Il y a aussi des campagnes de communication par les caisses de retraite pour communiquer auprès des jeunes retraités sur la pratique de l’activité physique, le bien manger pendant la période de la retraite…
L’outil le plus simple est le pèse-personne : chaque patient identifié comme à risque ou fragilisé par des pathologies chroniques doit avoir une surveillance régulière de son poids en consultation, tous les 3 mois par exemple. Il est utile de demander au patient de se peser une fois par mois (ou par son aide à domicile) et de le sensibiliser à toute perte. Cela permet un diagnostic assez précoce.
Il existe des scores et des échelles pour les professionnels de santé afin de mesurer les risques de dénutrition, mais la recherche d’une perte d’appétit ou d’une perte de poids sont les deux points-clés pour identifier un risque de dénutrition et permettre une prise en charge la plus rapide possible.
QLes CNO sont-ils utiles en prévention de la dénutrition ?
RLes CNO ont une place majeure dans la prise en charge de la dénutrition, avec de nombreuses études scientifiques prouvant leur efficacité (niveau de preuve important pour améliorer le poids, limiter les complications post-chirurgicales, limiter le recours à l’hospitalisation, etc. donc des critères importants), et ils sont remboursés dans ce cadre. On sait qu’il faut absolument prendre des CNO tous les jours, avec une dose suffisante pour apporter au moins 400 kcal et 30 g de protéines par jour pour être efficaces. Mais les CNO peuvent aussi être utilisés en prévention, sans être toutefois remboursés dans cette indication. Un par jour par exemple en cas de perte d’appétit ou d’hospitalisation, etc. peut augmenter les prises alimentaires dans un cadre donné.

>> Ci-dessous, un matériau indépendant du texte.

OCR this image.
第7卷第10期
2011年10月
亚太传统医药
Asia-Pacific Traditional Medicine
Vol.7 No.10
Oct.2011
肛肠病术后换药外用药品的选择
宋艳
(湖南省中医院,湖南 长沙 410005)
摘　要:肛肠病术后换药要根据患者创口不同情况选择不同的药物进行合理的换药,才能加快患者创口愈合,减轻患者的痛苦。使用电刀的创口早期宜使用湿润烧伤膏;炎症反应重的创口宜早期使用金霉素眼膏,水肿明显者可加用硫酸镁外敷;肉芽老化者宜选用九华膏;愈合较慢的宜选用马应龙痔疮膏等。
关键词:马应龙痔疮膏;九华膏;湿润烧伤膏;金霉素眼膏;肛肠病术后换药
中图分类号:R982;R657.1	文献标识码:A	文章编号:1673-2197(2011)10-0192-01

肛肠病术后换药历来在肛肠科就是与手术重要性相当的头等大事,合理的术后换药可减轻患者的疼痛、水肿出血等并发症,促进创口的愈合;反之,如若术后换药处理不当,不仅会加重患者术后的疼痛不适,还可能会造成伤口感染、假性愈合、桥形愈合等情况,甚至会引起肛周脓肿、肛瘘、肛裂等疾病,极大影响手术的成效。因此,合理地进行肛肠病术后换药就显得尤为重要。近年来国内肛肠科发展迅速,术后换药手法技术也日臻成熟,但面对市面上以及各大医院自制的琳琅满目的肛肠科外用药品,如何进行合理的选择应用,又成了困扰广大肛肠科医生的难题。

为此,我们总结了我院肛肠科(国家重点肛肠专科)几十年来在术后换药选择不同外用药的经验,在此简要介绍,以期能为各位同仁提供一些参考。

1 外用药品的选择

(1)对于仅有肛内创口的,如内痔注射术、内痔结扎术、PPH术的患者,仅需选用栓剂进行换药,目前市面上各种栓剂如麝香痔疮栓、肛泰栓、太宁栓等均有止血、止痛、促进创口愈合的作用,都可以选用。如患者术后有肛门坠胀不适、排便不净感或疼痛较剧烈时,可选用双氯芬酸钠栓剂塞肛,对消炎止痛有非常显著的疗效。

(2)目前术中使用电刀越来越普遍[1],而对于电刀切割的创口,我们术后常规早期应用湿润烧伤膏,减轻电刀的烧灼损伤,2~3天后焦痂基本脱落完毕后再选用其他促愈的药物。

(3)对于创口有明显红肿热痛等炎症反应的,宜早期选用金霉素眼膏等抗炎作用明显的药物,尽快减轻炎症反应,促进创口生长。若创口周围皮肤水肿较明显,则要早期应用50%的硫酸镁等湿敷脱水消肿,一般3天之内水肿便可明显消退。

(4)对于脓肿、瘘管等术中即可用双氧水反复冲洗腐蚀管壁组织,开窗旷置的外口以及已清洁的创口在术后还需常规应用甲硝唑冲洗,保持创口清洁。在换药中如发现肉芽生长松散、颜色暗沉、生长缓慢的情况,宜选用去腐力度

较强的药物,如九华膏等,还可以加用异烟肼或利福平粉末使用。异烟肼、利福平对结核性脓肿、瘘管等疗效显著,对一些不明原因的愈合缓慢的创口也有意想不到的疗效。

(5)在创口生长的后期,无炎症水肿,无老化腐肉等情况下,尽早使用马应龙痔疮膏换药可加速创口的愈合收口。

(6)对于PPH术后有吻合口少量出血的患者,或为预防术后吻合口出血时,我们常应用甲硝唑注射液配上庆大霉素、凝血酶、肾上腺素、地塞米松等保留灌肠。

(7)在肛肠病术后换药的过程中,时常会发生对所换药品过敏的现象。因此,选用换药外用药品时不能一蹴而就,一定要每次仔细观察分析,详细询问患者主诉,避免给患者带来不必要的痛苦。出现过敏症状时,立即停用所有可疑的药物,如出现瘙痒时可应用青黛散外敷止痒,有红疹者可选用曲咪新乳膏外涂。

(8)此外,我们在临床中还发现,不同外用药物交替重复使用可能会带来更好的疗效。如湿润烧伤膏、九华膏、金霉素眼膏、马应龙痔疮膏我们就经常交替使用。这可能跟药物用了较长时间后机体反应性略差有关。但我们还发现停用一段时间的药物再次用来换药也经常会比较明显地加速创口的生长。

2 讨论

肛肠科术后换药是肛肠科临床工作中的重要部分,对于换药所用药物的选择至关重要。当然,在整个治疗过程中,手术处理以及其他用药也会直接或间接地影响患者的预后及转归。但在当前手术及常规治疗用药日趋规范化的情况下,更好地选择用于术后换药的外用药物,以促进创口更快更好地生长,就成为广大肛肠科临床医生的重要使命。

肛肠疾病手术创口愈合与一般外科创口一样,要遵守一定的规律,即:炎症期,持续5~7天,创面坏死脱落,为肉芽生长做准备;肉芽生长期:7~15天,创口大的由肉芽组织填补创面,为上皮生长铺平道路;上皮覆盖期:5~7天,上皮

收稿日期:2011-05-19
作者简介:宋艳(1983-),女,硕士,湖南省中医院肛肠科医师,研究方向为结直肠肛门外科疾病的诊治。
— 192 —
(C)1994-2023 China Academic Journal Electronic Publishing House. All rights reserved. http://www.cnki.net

QFaut-il plus de campagnes de prévention comme pour la canicule ?
RTout à fait, il faut sensibiliser directement la population mais aussi les politiques, les décideurs, etc. puisque, une fois installée, on parle de spirale de la dénutrition, une sorte de cercle vicieux dans lequel les complications deviennent difficiles à prendre en charge, aggravent la dénutrition, etc. Il est plus difficile de s’en sortir que si l’on avait vu le risque et pris en charge la dénutrition en amont. Les personnes âgées, notamment lorsqu’elles présentent une polypathologie et un risque de perte d’autonomie, doivent être sensibilisées pour alerter leur médecin traitant ou professionnel de santé. Les mesures qui seront mise en place précocement seront bien plus efficaces que si l’on attend 6 ou 12 mois alors que l’état nutritionnel s’est dégradé.

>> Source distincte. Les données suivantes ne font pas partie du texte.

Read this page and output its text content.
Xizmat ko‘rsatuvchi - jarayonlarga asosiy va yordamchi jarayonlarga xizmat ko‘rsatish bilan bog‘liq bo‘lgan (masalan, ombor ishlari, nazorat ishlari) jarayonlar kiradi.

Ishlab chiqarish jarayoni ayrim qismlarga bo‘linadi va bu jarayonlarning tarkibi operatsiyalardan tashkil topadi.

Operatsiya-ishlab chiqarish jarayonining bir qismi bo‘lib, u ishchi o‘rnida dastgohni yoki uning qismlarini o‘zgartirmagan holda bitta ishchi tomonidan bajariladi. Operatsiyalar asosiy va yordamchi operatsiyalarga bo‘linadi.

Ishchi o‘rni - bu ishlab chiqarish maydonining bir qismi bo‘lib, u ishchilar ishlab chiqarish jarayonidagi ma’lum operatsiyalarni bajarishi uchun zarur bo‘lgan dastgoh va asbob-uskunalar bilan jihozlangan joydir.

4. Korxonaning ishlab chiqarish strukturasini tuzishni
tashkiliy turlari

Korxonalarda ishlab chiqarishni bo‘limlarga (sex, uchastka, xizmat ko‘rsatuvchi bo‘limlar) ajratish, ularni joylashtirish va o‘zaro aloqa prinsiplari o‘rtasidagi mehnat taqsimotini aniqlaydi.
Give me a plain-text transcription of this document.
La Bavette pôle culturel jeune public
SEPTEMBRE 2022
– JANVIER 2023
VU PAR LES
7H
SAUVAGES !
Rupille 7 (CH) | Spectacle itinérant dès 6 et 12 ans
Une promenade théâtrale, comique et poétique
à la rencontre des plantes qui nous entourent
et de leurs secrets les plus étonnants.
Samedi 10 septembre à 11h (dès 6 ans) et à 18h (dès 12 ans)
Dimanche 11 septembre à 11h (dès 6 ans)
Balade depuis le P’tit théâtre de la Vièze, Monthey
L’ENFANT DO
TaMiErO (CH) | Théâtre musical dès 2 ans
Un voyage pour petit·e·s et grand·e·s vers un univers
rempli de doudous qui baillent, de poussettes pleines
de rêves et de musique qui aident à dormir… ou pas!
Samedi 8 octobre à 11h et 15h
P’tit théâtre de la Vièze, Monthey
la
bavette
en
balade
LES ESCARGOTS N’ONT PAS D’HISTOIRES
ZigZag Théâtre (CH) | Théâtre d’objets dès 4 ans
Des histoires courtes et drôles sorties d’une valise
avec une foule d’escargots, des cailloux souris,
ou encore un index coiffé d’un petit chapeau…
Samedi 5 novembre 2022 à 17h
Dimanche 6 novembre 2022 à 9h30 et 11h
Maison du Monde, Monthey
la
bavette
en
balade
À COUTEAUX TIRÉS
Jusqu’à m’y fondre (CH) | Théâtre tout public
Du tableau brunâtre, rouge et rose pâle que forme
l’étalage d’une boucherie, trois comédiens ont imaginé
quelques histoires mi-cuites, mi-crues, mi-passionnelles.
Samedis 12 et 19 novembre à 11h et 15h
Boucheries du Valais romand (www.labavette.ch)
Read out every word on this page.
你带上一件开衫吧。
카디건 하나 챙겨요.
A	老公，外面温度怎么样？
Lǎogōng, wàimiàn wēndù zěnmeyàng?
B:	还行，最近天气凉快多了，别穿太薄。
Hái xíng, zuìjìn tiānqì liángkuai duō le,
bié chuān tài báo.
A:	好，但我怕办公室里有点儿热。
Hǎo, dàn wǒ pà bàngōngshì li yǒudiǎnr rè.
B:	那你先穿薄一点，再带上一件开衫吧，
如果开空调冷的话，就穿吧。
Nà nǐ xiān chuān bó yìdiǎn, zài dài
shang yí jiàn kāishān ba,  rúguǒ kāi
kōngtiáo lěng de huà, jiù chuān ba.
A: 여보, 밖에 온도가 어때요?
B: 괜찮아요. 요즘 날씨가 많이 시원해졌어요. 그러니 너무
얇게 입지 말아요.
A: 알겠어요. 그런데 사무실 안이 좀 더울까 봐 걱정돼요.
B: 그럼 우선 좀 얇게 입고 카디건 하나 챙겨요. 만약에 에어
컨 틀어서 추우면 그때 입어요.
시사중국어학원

C’est aussi l’objectif du Programme national nutrition santé qui contient aussi des discours spécifiques destinés aux personnes âgées pour prévenir la fragilité et la dénutrition.
Enfin, quand on pense nutrition, on pense surtout alimentation, mais on a aussi de nombreuses preuves scientifiques que l’activité physique est bénéfique à tout âge. En complément d’une alimentation équilibrée riche en protéines, l’activité physique régulière ’est un moyen efficace pour lutter contre la perte musculaire et prévenir les chutes par exemple. Ainsi des offres d’activité physique adaptée aux personnes âgées, encadrée par des professionnelles, tendent à voir de plus en plus le jour et doivent être encouragés.